Computer science is no more concerned with computers than astronomy is with telescopes.
Edsger Dijkstra

Don't look at a computer like a person - it can't stand that.
Unknown author

Computers can't think - they only think they can.
Unknown author

Hardware: The part of the computer that can be kicked, as opposed to software, which can only be kicked.
Unknown author

One of the great advantages of a computer is that if it makes a mistake, there is no law against giving it a good beating.
Unknown author

If hell exists, it is certainly computerized.
Stanislav Lem

Computers are stupid. All they can do is give answers.
Pablo Picasso

Asking whether computers can think is like asking whether submarines can swim.
Edgar Dijkstra

Intelligence does not exist without homage.
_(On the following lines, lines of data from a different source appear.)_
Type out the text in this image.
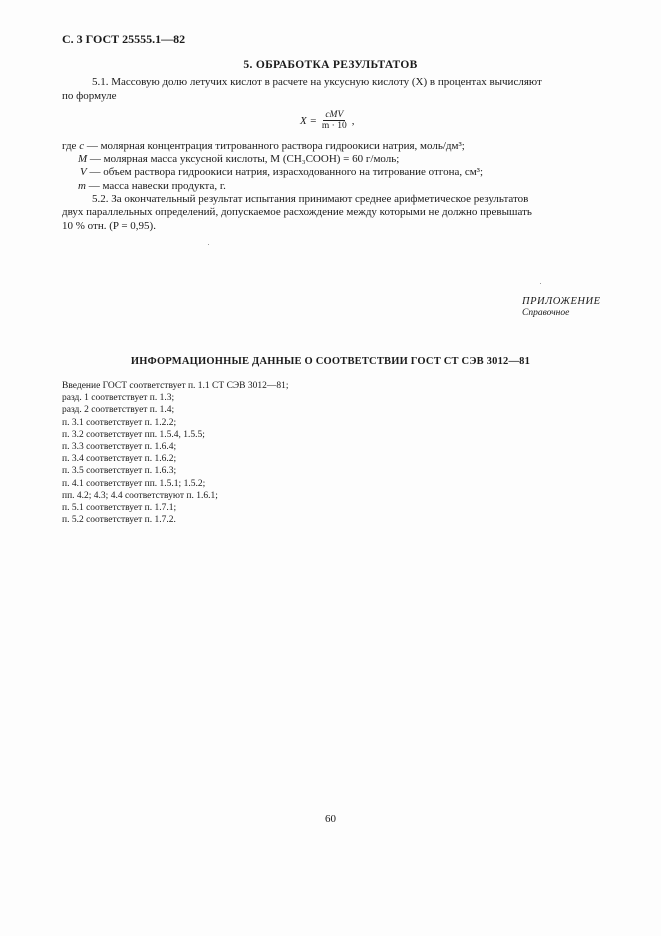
С. 3 ГОСТ 25555.1—82
5. ОБРАБОТКА РЕЗУЛЬТАТОВ
5.1. Массовую долю летучих кислот в расчете на уксусную кислоту (X) в процентах вычисляют
по формуле
$X = \frac{\text{cMV}}{m \cdot 10}$ ,
где c — молярная концентрация титрованного раствора гидроокиси натрия, моль/дм³;
M — молярная масса уксусной кислоты, М (CH₃COOH) = 60 г/моль;
V — объем раствора гидроокиси натрия, израсходованного на титрование отгона, см³;
m — масса навески продукта, г.
5.2. За окончательный результат испытания принимают среднее арифметическое результатов
двух параллельных определений, допускаемое расхождение между которыми не должно превышать
10 % отн. (P = 0,95).
ПРИЛОЖЕНИЕ
Справочное
ИНФОРМАЦИОННЫЕ ДАННЫЕ О СООТВЕТСТВИИ ГОСТ СТ СЭВ 3012—81
Введение ГОСТ соответствует п. 1.1 СТ СЭВ 3012—81;
разд. 1 соответствует п. 1.3;
разд. 2 соответствует п. 1.4;
п. 3.1 соответствует п. 1.2.2;
п. 3.2 соответствует пп. 1.5.4, 1.5.5;
п. 3.3 соответствует п. 1.6.4;
п. 3.4 соответствует п. 1.6.2;
п. 3.5 соответствует п. 1.6.3;
п. 4.1 соответствует пп. 1.5.1; 1.5.2;
пп. 4.2; 4.3; 4.4 соответствуют п. 1.6.1;
п. 5.1 соответствует п. 1.7.1;
п. 5.2 соответствует п. 1.7.2.
60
The computer has no idea what it is doing.
Roger Penrose

Computers make our lives easier; they do a lot of things, but most of them are not worth doing at all.
Andy Rooney

Computers allow people to make more mistakes in one minute than any other invention in history, except maybe tequila and the revolver.
Mitch Ratcliffe

Man is the best computer we can put on a spaceship... and the only one that is mass produced by unskilled labor.
Wernher von Braun

Programming today is a race between developers, striving to write ever better idiot-proof programs, and Nature, striving to create ever more perfect idiots. So far Nature wins.
Rich Cook

I think that maybe five computers will be bought all over the world.
Thomas Watson
President of IBM in 1943. However, there is no evidence that he ever said this. The quote first appeared in the book Facts and Fallacies: A Book of Misjudgments and False Predictions (1981) by Chris Morgan and David Laney Lord.

No person at home needs a computer.
Ken Olsen
Founder, President and Director of Digital Equipment Corporation, 1977. Please note, he was not talking about personal computers. Ken was referring to the widespread fear in those days that homes themselves - waste disposal, cooking, heating and lighting - would soon be completely computerized.